I can see that with this strategy of selecting a snapshot in order to optimise the procedure (as in knowing which files are untouched etc.) there’s no other way than what I encountered.

At first glance I thought it should be possible to just use the snapshot with “the most paths matching” - but then again, what would be the selection criteria? E.g. there are two snapshots, with each having the half of the paths of what I want to backup… That would create an optimisation problem for itself.

So the takeaway is, that the optimisation of not having to actually re-read all the files depends on selecting index information about a past snapshot based on the criteria host + paths. I changed that, so no optimisation possible.

Thanks again!

Greetings

Nico

cdhowie · February 7, 2020, 5:17pm

No automatic optimization is possible, but you can always use --parent to disable automatic parent selection and force a specific snapshot to be used as the parent.

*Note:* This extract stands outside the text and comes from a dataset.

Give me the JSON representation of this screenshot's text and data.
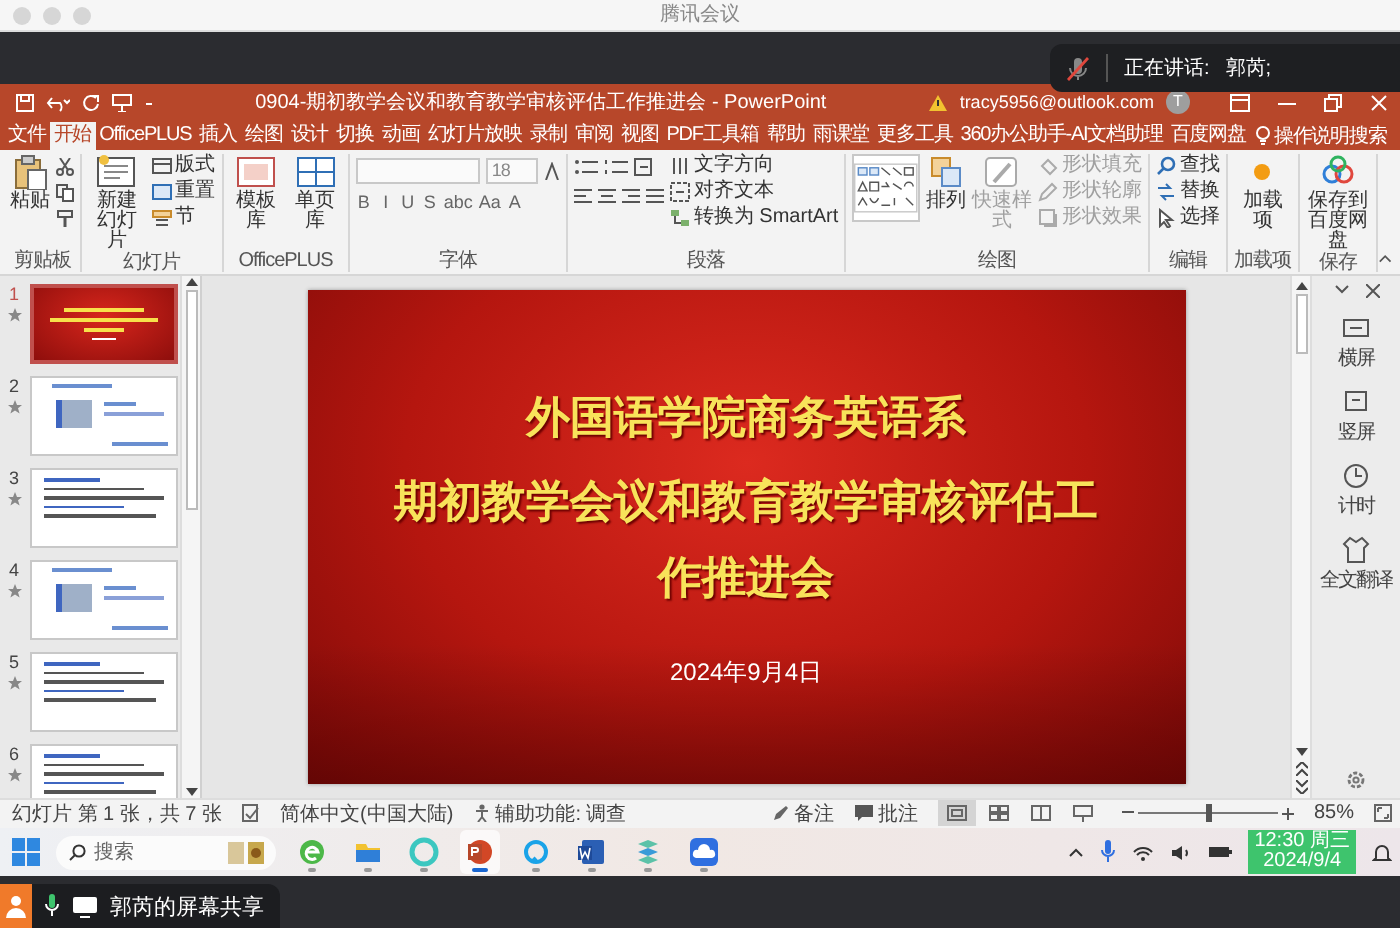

scopev24 · February 7, 2020, 5:51pm

Nice catch!

This basically solves my scenario (a.k.a. the fear of waiting for restic to re-read everything just because I added a folder to my --files-from list)…

I just tried it and it works great :

Making a snapshot with a path list using --files-from
Adding something to the list and make another snapshot using the previous snapshot as parent
only the new paths are considered “new”
subsequent snapshots will again be “optimized” automatically (as long as the list remains untouched, that is)

Greetings

Nico